Eine weitere Verbindung der Braunschweiger mit dem Hause Habsburg schien eine glänzende Partie zu sein, zumal der Auserwählte bereits als Karl III zum Spanischen König proklamiert worden war. Zwar steckte er noch in einem erbitterten Krieg um das spanische Erbe, doch man war zuversichtlich, dass die Entscheidung zugunsten des Hauses Habsburg fallen würde. Doch die junge Prinzessin weigerte sich nach wie vor beharrlich, die Ehe mit Karl einzugehen – aber nicht, weil sie den habsburgischen Prinzen nicht wollte, sondern weil sie vor einer solchen Heirat erst zum Katholizismus konvertieren musste.

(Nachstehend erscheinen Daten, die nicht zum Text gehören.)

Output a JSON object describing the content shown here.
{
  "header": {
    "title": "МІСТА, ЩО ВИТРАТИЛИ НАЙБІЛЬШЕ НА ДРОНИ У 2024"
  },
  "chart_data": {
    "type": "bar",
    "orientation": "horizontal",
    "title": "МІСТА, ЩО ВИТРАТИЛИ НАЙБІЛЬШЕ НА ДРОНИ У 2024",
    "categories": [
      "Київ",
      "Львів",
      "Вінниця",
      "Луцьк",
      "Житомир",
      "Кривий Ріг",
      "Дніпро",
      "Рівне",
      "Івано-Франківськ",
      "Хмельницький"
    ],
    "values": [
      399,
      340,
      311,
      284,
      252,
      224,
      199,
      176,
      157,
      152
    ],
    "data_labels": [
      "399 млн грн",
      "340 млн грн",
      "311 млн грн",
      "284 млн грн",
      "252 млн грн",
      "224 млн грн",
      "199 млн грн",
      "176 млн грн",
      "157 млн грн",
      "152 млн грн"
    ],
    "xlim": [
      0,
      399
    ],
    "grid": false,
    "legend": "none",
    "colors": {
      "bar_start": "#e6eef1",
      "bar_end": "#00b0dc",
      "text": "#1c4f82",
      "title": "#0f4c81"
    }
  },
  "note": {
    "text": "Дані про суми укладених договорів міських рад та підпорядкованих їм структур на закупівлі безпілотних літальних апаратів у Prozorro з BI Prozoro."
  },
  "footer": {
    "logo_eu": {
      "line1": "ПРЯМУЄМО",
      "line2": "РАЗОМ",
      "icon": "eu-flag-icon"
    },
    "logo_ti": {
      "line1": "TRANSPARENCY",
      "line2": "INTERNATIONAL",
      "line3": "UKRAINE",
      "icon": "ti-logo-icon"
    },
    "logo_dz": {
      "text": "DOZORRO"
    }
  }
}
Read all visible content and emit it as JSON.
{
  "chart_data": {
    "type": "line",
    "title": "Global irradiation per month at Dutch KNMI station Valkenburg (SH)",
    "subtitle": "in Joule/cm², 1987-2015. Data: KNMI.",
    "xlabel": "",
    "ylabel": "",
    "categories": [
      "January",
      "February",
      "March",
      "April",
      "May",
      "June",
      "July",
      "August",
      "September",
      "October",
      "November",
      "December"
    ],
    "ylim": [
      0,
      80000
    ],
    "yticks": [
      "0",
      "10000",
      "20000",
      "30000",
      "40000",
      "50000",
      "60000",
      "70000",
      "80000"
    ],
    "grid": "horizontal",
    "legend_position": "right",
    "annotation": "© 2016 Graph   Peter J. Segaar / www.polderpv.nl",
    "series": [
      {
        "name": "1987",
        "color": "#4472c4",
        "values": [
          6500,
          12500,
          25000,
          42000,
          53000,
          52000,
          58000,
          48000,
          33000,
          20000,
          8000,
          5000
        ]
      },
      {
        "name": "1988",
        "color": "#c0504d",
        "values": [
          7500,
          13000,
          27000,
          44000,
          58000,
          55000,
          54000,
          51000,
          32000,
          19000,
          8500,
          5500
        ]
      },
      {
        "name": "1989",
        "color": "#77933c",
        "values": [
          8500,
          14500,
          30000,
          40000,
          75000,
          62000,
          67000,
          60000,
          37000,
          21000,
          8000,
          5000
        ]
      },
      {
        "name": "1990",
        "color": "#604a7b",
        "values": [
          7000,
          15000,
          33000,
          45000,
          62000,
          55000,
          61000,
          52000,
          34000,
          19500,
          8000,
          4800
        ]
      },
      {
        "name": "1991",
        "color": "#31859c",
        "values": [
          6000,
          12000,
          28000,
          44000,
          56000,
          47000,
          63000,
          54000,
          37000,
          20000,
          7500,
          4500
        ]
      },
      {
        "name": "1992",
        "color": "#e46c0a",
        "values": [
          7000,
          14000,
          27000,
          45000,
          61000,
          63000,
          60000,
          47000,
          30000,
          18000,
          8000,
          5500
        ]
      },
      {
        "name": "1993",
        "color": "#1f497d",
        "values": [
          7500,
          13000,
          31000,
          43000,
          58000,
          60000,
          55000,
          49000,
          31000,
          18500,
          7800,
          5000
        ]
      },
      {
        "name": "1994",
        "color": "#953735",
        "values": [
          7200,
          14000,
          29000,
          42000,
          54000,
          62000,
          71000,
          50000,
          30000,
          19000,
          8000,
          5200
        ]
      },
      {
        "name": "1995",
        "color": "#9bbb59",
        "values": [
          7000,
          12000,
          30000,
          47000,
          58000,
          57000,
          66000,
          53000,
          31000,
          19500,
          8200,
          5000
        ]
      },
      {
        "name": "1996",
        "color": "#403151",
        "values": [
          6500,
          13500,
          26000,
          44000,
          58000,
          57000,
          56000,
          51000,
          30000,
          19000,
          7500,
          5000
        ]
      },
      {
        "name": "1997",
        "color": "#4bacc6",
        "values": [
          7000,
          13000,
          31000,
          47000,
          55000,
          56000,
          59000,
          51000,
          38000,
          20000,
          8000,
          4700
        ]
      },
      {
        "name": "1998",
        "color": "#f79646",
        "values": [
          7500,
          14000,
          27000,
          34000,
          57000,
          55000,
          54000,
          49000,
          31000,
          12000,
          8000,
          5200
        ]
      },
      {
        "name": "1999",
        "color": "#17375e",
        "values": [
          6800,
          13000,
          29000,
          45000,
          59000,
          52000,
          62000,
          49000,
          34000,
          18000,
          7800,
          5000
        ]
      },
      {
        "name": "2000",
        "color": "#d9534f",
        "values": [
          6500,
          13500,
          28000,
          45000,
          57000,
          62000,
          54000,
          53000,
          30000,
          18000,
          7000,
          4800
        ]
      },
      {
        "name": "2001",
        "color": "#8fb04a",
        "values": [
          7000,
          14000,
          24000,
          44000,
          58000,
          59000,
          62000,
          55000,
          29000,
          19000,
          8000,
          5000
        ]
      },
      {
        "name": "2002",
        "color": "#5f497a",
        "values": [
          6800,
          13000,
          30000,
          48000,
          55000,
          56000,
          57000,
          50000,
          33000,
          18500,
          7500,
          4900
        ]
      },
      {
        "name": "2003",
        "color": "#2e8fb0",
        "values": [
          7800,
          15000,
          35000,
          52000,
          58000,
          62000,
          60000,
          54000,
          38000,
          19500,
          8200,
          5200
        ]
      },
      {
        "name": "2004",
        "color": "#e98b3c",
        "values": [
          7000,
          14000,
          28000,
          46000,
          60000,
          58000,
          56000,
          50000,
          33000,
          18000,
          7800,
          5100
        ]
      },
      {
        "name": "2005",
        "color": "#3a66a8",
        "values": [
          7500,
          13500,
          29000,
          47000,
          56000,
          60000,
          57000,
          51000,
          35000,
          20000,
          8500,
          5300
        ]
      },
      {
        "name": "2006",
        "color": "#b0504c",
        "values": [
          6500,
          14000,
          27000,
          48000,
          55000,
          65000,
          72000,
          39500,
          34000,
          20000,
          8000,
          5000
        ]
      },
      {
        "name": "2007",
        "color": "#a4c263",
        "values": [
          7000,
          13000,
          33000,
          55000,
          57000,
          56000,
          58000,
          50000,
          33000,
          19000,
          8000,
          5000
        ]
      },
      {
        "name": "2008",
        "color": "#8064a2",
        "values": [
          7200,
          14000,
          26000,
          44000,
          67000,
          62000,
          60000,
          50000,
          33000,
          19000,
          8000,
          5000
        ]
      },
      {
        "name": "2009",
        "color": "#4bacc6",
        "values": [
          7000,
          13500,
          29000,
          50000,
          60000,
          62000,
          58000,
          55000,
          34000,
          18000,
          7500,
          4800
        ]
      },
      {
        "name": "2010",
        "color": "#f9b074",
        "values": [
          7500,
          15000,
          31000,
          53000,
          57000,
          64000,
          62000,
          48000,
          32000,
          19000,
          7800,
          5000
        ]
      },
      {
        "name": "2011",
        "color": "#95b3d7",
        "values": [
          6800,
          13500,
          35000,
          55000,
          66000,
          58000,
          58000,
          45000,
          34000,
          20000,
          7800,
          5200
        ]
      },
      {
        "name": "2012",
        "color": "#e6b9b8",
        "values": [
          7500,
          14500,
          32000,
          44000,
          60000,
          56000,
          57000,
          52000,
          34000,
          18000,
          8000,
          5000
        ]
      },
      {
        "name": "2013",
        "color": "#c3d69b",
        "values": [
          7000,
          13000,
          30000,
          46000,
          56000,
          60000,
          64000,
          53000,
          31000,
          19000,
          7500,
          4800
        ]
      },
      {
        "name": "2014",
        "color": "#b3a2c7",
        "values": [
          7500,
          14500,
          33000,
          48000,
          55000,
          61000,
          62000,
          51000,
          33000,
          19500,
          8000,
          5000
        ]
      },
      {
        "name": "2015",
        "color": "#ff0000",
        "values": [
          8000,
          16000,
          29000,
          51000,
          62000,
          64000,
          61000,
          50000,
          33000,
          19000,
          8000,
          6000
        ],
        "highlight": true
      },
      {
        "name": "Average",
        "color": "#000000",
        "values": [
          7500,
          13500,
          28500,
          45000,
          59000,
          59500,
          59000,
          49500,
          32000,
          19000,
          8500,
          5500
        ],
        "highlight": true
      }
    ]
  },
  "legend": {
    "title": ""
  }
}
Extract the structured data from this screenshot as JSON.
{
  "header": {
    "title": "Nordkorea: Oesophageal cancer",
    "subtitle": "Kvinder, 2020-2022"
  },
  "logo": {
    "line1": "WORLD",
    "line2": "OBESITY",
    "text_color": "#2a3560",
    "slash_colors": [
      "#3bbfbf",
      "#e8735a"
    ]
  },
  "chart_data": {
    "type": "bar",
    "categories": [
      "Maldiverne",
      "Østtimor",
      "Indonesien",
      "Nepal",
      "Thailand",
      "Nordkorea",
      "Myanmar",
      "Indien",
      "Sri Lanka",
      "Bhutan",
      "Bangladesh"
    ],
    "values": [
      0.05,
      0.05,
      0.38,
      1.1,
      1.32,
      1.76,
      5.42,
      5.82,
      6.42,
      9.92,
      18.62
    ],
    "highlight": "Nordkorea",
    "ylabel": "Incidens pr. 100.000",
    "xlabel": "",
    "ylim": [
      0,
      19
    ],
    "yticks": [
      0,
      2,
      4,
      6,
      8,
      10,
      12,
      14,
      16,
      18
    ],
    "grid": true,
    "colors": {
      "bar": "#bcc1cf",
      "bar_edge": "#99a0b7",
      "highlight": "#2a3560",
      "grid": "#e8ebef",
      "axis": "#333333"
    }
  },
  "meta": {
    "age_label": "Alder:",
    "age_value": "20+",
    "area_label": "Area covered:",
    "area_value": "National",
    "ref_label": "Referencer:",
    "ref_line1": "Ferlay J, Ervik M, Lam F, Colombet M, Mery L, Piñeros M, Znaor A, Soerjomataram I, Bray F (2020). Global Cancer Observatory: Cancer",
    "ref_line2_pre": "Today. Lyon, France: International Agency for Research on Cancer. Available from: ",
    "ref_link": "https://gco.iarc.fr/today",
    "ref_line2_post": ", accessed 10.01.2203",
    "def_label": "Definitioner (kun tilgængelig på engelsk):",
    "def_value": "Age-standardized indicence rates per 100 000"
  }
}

Sie schrieb als 15-Jährige: „Ich hoffe fest, dass der gute Gott das Unglück, das über meinem Haupte schwebt abwenden wird; darum bitte ich ihn ohne Unterlass.“[1] Und während Vater und Großvater vor allem die dynastischen Vorteile im Blick hatten und auf die Heirat drängten, pochte die Mutter Christine Luise auf die Bewahrung des reinen Glaubens. Sie schäfte der Tochter ein, dass sie Gott mehr zu gehorchen habe als den Menschen. Die Gewissensnot des jungen Mädchens wird sie damit wohl noch deutlich verschlimmert  haben. Schließlich nahm sich der Philosoph Leibniz der jungen Frau an. Dem Gelehrten, der selbst ein Verfechter einer Vereinigung der christlichen Religionen war, gelang es schließlich, Elisabeth Christine zu überzeugen. Am 1. Mai 1707 erfolgte im Bamberger Dom der feierliche Übertritt zum Katholizismus. Die Prinzessin tröstete sich mit der Zusage, die Kommunion weiterhin in beiderlei Gestalt empfangen zu dürfen. Zwar hatte man ihr dieses Recht wenige Jahre nach der Hochzeit wieder abgesprochen, die Wiener nahmen ihr wohl auch wegen dieses Sonderrechts die Konversion nicht voll ab. Als das Kaiserpaar lange ohne Nachkommen blieb und dann auch noch der endlich geborene und so lang ersehnte Thronfolger Leopold Johann im Alter von nur knapp über einem halben Jahr verstarb, sahen es nicht wenige als eine Strafe Gottes an. Man unterstellte der jungen Kaiserin, nicht wirklich Katholikin zu sein und quasi im Verborgenen noch immer dem verpönten Luthertum zu frönen und protestantische Bücher zu lesen. Noch wenige Jahre vor ihrem Tod berichtet der Preußische Gesandte Podewils über derartige Gerüchte.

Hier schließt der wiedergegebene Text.